[The Sisters Complete by Georg Ebers]@TWC D-Link bookThe Sisters Complete CHAPTER XX 8/11
She looked straight before her, for whenever she glanced at the road-side, and her eye was caught by some dried up shrub of the desert, silvery in the pale moonlight, she fancied she saw behind it the face of a murderer. The skeletons of fallen beasts standing up out of the dust, and the bleached jawbones of camels and asses, which shone much whiter than the desert-sand on which they lay, seemed to have come to life and motion, and made her think of the tiger-teeth of the bearded ruffian. The clouds of dust driven in her face by the warm west wind, which had risen higher, increased her alarm, for they were mingled with the colder current of the night-breeze; and again and again she felt as if spirits were driving her onwards with their hot breath, and stroking her face with their cold fingers.

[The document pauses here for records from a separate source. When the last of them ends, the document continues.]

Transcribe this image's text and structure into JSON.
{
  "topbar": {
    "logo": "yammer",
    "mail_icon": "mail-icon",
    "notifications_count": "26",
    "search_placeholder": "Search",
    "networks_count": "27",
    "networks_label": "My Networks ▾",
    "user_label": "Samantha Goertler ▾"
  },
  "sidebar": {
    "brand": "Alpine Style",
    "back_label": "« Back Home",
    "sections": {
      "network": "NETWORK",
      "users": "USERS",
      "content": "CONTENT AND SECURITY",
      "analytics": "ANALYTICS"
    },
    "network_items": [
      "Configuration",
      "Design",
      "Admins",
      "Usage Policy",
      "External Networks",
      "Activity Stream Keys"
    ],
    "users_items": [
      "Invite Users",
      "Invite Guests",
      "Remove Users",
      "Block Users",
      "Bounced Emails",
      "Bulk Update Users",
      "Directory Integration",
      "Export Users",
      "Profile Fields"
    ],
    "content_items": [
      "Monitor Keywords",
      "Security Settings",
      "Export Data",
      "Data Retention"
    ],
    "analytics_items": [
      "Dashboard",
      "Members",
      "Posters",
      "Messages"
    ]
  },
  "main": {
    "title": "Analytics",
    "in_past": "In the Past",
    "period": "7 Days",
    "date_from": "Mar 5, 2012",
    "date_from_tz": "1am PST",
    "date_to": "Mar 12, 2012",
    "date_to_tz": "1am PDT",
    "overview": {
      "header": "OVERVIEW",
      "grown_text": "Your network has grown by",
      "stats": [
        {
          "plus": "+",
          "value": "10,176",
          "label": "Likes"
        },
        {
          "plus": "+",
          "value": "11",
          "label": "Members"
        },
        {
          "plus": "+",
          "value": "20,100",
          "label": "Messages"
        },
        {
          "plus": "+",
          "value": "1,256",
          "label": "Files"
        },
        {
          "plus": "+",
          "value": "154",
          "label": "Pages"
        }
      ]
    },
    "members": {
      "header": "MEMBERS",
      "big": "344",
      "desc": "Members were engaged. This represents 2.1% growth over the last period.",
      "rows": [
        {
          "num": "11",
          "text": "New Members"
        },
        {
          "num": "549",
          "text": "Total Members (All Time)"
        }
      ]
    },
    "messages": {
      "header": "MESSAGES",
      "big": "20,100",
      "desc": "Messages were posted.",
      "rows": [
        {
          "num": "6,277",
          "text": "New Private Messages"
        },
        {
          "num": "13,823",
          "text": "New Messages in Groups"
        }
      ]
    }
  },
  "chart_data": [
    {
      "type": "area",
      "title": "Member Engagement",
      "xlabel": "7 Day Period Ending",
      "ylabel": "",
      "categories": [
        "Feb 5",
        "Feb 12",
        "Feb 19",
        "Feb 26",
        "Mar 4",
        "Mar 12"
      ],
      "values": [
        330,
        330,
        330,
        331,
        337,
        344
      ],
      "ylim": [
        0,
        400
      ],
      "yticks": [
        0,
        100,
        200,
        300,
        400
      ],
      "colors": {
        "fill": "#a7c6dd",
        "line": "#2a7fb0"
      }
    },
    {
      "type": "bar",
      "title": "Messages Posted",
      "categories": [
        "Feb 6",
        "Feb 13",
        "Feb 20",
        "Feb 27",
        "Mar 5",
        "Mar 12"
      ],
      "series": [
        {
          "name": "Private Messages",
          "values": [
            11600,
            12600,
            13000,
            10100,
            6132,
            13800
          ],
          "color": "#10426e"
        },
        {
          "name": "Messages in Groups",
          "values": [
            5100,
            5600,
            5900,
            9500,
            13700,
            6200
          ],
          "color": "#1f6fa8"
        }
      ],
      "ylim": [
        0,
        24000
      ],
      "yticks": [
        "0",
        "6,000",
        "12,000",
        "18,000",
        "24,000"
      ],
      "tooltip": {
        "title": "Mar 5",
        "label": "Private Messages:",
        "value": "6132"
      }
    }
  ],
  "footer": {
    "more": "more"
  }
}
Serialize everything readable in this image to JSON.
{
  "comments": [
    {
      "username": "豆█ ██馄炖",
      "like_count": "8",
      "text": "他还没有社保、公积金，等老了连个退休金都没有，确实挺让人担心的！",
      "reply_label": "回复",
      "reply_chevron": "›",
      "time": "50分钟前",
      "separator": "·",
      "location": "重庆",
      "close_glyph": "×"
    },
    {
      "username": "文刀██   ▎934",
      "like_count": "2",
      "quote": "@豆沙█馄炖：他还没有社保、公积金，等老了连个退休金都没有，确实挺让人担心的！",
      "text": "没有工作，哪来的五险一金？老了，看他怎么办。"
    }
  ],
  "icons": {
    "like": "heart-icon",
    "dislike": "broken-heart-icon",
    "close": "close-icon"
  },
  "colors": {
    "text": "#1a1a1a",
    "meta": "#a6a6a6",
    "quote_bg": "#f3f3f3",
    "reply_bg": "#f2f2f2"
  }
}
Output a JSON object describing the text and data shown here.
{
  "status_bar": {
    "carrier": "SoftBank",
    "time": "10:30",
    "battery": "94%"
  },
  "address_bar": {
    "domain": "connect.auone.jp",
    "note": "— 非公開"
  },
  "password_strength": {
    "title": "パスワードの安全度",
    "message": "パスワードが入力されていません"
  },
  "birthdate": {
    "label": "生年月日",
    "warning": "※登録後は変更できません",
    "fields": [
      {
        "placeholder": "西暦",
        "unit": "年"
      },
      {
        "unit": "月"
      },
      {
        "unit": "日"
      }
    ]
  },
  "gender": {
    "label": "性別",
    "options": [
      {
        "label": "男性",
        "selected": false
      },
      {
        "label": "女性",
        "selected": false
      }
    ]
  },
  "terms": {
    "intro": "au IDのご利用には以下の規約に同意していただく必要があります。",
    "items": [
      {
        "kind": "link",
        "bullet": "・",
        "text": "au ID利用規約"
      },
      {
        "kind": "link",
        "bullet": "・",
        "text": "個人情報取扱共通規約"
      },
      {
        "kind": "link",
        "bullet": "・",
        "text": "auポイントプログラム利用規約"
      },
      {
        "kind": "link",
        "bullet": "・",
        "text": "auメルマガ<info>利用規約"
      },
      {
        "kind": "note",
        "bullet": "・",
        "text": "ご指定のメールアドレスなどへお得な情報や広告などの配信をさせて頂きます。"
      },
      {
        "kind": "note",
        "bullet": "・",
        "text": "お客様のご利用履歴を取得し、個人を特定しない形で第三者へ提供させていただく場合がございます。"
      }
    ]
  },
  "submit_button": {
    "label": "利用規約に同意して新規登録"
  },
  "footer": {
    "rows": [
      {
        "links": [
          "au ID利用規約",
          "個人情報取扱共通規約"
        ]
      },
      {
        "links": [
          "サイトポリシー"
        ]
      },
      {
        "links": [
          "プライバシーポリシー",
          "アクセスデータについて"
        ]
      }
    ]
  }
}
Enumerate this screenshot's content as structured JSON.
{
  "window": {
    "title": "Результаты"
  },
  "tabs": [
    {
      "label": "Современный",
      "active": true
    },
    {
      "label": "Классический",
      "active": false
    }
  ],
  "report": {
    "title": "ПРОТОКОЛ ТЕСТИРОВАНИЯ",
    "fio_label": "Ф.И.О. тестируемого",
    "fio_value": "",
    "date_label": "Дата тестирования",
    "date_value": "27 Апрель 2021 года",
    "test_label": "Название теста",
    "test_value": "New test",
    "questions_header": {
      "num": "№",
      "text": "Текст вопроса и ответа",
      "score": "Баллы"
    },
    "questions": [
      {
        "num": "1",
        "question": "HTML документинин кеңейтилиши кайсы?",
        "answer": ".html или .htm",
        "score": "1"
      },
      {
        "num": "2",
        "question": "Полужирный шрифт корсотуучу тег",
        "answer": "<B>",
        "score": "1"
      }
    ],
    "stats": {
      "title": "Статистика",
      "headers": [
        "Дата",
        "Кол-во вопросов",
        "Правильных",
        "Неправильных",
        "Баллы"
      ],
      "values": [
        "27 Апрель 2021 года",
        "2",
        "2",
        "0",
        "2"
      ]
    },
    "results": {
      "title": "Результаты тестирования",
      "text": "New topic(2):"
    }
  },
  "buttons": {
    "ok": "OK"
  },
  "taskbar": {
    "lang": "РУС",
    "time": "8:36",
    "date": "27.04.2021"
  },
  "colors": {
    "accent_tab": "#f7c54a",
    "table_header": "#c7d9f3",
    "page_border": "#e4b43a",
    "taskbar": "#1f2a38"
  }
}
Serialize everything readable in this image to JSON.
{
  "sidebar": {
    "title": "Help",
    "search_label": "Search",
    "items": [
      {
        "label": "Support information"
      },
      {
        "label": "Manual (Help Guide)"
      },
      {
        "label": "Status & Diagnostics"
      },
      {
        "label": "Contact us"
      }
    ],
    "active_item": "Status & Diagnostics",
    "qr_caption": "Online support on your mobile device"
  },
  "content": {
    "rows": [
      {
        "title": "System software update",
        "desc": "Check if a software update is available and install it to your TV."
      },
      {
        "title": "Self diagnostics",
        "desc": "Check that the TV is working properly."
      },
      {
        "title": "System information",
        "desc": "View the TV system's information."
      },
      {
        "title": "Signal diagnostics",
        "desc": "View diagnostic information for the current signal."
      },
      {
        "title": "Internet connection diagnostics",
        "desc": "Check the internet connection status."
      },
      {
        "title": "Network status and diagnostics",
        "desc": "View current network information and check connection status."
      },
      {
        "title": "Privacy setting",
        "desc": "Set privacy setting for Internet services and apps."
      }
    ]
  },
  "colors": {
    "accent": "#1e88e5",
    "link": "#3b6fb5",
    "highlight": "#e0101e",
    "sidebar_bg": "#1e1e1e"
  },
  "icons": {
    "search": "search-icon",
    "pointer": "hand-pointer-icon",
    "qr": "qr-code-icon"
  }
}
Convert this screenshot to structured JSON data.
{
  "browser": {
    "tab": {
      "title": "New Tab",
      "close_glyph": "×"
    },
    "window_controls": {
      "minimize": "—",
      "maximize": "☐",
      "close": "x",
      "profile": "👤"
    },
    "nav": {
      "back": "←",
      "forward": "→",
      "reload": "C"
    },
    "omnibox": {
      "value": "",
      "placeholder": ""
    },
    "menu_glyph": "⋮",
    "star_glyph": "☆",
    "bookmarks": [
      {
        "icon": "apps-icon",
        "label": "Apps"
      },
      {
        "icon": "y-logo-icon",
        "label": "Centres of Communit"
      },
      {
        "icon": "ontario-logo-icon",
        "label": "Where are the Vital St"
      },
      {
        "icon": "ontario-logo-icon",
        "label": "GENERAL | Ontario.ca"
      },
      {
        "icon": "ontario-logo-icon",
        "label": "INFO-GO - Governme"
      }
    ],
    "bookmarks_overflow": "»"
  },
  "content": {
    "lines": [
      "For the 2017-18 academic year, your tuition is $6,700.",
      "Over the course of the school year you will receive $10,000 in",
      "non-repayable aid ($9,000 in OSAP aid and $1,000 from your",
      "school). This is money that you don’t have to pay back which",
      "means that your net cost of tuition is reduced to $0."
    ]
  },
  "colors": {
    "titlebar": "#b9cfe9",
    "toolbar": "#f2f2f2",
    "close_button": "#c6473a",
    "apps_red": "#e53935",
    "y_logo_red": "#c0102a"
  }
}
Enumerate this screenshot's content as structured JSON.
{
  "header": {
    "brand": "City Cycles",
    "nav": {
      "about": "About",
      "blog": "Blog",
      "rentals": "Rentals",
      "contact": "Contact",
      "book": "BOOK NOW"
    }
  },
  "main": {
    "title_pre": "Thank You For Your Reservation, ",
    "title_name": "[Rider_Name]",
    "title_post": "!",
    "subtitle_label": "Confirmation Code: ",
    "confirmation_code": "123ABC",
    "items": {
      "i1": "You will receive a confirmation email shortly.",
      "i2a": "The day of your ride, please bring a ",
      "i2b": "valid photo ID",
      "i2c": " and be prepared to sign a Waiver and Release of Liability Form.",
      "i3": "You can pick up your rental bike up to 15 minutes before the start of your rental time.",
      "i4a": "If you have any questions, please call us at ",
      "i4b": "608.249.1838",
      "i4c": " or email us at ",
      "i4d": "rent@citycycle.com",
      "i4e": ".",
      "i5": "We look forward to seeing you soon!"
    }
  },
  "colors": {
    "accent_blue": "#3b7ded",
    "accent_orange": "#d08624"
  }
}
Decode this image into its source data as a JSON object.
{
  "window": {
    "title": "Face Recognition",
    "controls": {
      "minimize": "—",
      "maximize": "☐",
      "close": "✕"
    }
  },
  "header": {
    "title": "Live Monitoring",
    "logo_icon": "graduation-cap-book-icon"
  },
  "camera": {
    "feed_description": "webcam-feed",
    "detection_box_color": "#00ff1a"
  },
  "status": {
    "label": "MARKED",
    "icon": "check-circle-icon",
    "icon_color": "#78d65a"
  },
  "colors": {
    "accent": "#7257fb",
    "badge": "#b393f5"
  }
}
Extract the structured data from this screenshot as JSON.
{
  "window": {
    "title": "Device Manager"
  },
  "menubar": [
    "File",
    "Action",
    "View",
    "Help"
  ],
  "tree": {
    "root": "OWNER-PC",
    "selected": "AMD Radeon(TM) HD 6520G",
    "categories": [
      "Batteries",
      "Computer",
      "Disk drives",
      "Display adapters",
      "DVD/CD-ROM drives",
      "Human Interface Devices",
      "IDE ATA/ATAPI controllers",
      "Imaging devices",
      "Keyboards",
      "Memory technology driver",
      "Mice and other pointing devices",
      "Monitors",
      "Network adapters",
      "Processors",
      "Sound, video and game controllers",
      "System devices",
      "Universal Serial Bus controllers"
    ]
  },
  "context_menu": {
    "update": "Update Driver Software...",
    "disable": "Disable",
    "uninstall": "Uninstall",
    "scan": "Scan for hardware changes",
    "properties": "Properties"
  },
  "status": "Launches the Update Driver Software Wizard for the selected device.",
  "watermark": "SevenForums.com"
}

Every thing that her senses perceived was transformed by her heated imagination into a fearful something; but more fearful and more horrible than anything she heard, than any phantom that met her eye in the ghastly moonlight, were her own thoughts of what was to be done now, in the immediate future--of the fearful fate that threatened the Roman and Irene; and she was incapable of separating one from the other in her mind, for one influence alone possessed her, heart and soul: dread, dread; the same boundless, nameless, deadly dread--alike of mortal peril and irremediable shame, and of the airiest phantoms and the merest nothings. A large black cloud floated slowly across the moon and utter darkness hid everything around, even the undefined forms which her imagination had turned to images of dread.
She was forced to moderate her pace, and find her way, feeling each step; and just as to a child some hideous form that looms before him vanishes into nothingness when he covers his eyes with his hand, so the profound darkness which now enveloped her, suddenly released her soul from a hundred imaginary terrors. She stood still, drew a deep breath, collected the whole natural force of her will, and asked herself what she could do to avert the horrid issue. Since seeing the murderers every thought of revenge, every wish to punish the seducer with death, had vanished from her mind; one desire alone possessed her now--that of rescuing him, the man, from the clutches of these ravening beasts.
Walking slowly onwards she repeated to herself every word she had heard that referred to Publius and Irene as spoken by Euergetes, Eulaeus, the recluse, and the assassins, and recalled every step she had taken since she left the temple; thus she brought herself back to the consciousness that she had come out and faced danger and endured terror, solely and exclusively for Irene's sake.
The image of her sister rose clearly before her mind in all its bright charm, undimmed by any jealous grudge which, indeed, ever since her passion had held her in its toils had never for the smallest fraction of a minute possessed her. Irene had grown up under her eye, sheltered by her care, in the sunshine of her love.